Ataki typu ransomware (zbitka słów ransom "okup" i software "oprogramowanie") blokują dostęp do systemu komputerowego lub uniemożliwiają odczyt zapisanych w nim danych często poprzez techniki szyfrujące. Sprawcy takich ataków żądają zazwyczaj okupu za przywrócenie stanu poprzedniego.
Według firmy Huntress Labs Inc. specjalizującej się w bezpieczeństwie cybernetycznym hakerzy uderzyli w dostawców usług zarządzanych (MSP), którzy często zapewniają wsparcie w zakresie informatyki (IT) dla małych i średnich firm. Poprzez ataki na dostawcę usług zarządzanych, włamywacze mogą następnie uzyskać dostęp i infiltrować sieci komputerowe ich klientów.
Atak przypisuje się hakerom z grupy "REvil".
"Z tego, co wiemy teraz, jest osiem partnerów MSP, którzy zostali narażeni. Ich klienci pochodzą z co najmniej 200 firm, których dane w wyniku włamania zostały zaszyfrowane i stoją one w obliczu żądania zapłaty okupu" – mówił cytowany przez Bloomberga ekspert John Hammond z Huntress Labs, nie identyfikując wprost dostawców usług zarządzanych.
Liczba ofiar ataku wzrośnie
Spodziewa się, że liczba ofiar "znacznie wzrośnie" w miarę odkrywania kolejnych włamań.
Andrew Howard, dyrektor generalny szwajcarskiej firmy Kudelski Security uznał incydent za jeden a ataków o największym zasięgu przeprowadzonych przez podmioty niebędące państwami narodowymi. Ocenił, że został zaplanowany wyłącznie w celu wyłudzenia pieniędzy.
Bloomberg przytacza wypowiedź Jake Williamsa, głównego specjalisty ds. technologii w BreachQuest. Jest on zaznajomiony z wieloma atakami typu ransomware. Przypomniał on, że hakerzy żądali w takich przypadkach okupu w wysokości co najmniej 45 tys. dolarów USA. Jednak w przeszłości - jak podkreślił - grupy ransomware wymuszały jedną dużą płatność od dostawcy usług zarządzanych, a nie od wszystkich jego klientów. REvil szyfruje natomiast dane setek klientów MSP i żąda oddzielnie zapłaty od każdego z nich.

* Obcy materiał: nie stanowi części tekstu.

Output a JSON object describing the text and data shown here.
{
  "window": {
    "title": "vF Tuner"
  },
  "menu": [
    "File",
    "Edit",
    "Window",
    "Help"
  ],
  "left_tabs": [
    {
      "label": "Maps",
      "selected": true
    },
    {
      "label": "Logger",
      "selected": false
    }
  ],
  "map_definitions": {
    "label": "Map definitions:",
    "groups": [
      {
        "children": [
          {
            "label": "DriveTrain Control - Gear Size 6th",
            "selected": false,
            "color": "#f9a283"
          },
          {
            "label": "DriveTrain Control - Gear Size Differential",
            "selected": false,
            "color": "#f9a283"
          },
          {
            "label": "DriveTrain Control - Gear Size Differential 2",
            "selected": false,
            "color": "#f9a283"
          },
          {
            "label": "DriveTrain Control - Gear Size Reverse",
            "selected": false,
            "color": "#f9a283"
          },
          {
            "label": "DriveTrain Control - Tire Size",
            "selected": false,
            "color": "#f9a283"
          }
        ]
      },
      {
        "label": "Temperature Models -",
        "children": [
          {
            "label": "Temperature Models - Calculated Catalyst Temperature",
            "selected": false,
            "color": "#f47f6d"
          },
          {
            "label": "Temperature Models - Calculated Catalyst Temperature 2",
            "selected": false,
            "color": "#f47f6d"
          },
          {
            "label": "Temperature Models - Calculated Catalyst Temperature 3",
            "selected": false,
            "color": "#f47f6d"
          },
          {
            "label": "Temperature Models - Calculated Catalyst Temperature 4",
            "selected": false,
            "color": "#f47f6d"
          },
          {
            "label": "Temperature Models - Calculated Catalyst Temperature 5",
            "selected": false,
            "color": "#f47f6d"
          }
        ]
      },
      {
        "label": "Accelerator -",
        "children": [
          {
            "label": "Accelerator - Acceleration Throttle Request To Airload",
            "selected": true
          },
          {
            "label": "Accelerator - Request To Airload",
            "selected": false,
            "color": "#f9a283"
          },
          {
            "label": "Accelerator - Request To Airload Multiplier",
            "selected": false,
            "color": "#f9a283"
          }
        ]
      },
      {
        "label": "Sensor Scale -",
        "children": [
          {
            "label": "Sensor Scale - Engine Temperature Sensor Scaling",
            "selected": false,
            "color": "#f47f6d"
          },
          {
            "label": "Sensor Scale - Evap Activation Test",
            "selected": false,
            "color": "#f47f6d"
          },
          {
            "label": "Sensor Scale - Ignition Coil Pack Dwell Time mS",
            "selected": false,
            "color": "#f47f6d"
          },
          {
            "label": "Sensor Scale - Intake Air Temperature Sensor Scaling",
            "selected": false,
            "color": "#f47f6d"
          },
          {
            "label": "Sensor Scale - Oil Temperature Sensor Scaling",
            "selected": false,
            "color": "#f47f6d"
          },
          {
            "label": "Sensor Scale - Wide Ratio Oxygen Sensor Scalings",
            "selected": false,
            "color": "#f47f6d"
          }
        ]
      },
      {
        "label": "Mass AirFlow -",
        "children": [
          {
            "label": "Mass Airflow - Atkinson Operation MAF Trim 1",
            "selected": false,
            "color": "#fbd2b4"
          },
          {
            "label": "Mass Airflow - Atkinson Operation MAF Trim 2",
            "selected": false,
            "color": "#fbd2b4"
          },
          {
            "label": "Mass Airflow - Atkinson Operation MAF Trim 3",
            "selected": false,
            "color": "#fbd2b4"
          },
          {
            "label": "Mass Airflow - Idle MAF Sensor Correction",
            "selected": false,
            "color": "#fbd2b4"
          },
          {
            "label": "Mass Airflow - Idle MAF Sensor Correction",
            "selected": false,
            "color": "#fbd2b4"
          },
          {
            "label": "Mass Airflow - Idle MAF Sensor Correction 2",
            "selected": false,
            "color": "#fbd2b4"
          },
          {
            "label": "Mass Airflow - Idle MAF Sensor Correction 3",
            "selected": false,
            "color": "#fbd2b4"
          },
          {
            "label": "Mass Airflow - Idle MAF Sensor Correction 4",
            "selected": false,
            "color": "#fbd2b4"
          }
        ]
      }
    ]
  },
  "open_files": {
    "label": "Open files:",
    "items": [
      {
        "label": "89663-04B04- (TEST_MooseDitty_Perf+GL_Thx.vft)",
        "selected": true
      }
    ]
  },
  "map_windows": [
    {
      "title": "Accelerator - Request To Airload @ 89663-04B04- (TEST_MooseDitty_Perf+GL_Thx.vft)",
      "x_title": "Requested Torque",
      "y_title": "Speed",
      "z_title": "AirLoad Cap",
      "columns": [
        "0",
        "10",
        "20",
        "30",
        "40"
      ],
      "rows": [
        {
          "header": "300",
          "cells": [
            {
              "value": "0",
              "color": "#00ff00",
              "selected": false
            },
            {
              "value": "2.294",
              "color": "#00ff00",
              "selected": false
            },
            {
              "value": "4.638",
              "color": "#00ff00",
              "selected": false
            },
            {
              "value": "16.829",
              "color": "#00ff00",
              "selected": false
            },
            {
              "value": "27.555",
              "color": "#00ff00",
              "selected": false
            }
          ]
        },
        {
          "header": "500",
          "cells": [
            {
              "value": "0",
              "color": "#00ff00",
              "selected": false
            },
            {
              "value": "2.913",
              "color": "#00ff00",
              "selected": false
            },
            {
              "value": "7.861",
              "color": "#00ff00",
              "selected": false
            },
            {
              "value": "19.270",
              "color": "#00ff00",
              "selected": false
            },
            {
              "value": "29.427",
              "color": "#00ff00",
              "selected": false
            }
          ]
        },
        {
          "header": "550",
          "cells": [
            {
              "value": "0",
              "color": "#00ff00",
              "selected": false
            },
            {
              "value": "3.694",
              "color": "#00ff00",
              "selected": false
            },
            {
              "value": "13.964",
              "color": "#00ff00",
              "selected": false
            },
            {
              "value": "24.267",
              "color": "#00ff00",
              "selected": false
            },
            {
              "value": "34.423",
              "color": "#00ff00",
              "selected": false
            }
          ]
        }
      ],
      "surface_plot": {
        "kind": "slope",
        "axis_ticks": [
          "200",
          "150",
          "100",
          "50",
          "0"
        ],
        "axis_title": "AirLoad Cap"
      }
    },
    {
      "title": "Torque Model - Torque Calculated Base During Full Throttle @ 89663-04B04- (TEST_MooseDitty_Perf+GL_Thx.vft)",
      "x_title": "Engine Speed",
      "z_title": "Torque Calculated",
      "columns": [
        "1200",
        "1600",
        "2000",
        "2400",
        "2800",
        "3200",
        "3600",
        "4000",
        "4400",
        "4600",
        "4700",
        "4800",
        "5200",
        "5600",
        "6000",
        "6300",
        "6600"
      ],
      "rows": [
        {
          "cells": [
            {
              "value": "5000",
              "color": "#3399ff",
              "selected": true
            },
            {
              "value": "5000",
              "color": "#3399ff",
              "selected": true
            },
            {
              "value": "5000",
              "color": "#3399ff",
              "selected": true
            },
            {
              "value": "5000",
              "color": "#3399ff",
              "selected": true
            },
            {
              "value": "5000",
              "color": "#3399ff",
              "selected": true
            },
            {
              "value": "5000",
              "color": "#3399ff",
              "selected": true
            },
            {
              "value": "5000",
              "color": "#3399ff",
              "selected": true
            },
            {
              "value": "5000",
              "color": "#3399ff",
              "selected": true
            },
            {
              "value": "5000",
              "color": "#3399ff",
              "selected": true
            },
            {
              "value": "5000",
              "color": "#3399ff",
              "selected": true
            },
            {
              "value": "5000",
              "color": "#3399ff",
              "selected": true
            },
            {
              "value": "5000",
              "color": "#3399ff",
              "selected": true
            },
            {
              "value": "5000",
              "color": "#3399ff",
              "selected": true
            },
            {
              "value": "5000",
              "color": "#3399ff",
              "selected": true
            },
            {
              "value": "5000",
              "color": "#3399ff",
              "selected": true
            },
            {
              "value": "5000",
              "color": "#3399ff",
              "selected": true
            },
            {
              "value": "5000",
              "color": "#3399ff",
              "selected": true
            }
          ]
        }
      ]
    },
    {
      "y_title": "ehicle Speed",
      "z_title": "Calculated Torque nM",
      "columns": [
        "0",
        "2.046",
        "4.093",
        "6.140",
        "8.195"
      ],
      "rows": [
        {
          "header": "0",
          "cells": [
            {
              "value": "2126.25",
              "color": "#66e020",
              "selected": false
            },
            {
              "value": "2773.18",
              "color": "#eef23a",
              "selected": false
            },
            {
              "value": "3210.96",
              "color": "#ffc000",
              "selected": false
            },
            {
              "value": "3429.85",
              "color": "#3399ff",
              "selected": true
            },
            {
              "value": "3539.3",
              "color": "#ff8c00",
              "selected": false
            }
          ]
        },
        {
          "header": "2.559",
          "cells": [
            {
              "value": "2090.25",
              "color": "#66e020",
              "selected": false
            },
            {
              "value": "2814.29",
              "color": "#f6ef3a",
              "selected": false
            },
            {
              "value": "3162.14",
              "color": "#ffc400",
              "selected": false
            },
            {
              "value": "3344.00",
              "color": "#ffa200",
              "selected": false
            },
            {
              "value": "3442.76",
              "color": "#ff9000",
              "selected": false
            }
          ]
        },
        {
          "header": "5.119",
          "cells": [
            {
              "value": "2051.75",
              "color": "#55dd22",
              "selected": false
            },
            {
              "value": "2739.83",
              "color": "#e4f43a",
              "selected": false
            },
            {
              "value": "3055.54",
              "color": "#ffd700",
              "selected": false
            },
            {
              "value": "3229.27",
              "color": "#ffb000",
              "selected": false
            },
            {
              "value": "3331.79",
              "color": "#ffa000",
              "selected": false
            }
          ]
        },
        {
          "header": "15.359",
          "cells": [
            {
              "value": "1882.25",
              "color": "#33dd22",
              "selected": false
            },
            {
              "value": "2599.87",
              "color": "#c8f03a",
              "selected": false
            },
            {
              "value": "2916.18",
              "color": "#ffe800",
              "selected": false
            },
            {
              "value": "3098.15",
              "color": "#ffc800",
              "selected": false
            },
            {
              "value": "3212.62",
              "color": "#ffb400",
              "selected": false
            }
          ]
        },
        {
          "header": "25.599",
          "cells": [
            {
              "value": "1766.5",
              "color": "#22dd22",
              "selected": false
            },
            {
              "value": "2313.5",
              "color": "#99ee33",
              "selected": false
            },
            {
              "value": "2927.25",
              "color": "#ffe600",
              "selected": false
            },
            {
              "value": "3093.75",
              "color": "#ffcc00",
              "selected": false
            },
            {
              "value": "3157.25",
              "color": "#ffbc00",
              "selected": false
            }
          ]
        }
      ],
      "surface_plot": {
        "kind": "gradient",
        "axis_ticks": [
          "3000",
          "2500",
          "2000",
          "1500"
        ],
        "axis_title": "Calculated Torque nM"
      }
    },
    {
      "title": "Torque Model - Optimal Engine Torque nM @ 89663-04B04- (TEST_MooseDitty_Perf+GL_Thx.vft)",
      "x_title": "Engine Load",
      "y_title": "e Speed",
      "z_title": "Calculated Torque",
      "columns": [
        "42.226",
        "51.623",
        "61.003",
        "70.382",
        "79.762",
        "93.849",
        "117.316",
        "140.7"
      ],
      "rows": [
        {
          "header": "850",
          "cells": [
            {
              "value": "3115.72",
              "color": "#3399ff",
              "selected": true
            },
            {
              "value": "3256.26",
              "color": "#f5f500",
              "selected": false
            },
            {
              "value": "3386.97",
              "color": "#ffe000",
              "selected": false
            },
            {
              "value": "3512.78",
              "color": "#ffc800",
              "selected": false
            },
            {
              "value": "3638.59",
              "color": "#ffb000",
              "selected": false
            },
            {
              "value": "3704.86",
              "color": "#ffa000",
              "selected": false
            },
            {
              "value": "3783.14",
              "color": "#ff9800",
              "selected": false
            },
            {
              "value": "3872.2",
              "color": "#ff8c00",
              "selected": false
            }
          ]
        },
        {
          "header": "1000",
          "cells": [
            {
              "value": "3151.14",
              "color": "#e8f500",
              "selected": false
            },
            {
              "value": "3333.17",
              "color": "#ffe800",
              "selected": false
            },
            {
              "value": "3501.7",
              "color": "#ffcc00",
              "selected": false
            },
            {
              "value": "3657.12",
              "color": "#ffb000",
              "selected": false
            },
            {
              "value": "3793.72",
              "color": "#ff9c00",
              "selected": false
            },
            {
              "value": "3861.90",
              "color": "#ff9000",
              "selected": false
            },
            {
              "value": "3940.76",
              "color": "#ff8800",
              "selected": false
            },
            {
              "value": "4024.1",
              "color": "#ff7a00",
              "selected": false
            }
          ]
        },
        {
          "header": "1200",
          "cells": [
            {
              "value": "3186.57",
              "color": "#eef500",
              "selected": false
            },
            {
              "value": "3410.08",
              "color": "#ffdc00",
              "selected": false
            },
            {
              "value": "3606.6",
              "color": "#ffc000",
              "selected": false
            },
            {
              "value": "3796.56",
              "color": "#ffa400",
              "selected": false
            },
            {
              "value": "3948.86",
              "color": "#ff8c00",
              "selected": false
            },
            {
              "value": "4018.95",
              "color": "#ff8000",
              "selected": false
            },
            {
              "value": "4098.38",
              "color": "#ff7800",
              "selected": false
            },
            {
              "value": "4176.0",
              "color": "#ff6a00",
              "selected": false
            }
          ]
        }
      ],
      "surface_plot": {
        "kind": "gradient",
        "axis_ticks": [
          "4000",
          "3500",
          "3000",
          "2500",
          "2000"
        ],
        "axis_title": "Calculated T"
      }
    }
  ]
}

"Nie ma możliwości, by mieli odpowiednią przepustowość dla obsłużenia każdego indywidualnego przypadku w tym samym czasie. (…) Jeśli nadal będą postępować w ten sposób, rozwiązanie problemu zajmie tygodnie" – przewiduje Williams.
Bloomberg podkreśla, że naukowcy zajmujący się bezpieczeństwem cybernetycznym wskazali na firmę Kaseya, która tworzy oprogramowanie wykorzystywane przez dostawców usług zarządzanych, jako główny cel ataku. Kaseya w piątek doradziła swoim klientom wyłączenie oprogramowania Virtual System Administrator z powodu potencjalnego zagrożenia.
Badanie przyczyn
"Jesteśmy w trakcie badania przyczyny incydentu, ale zalecamy natychmiastowe wyłączenie serwera VSA do czasu otrzymania od nas dalszych informacji" - przekazały władze spółki Kaseya.
Agencja Bezpieczeństwa Cybernetycznego i Infrastruktury (CISA) potwierdziła, że doszło do włamań.
"CISA podejmuje działania, by zrozumieć i zająć się niedawnym atakiem typu ransomware na firmę Kaseya VSA i wielu dostawców usług zarządzanych (MSP), którzy wykorzystują oprogramowanie VSA" - oświadczyła agencja.
W opinii Allana Liska, starszego analityka zagrożeń w firmie Recorded Future Inc. zajmującej się bezpieczeństwem cybernetycznym, na którego powołuje się Bloomberg, to już trzeci raz, kiedy REvil obrał za cel firmę Kaseya.
REvil stał również za majowym atakiem ransomware na dostawcę mięsa JBS SA. Firma poinformowała, że ostatecznie zapłaciła 11 milionów dolarów okupu.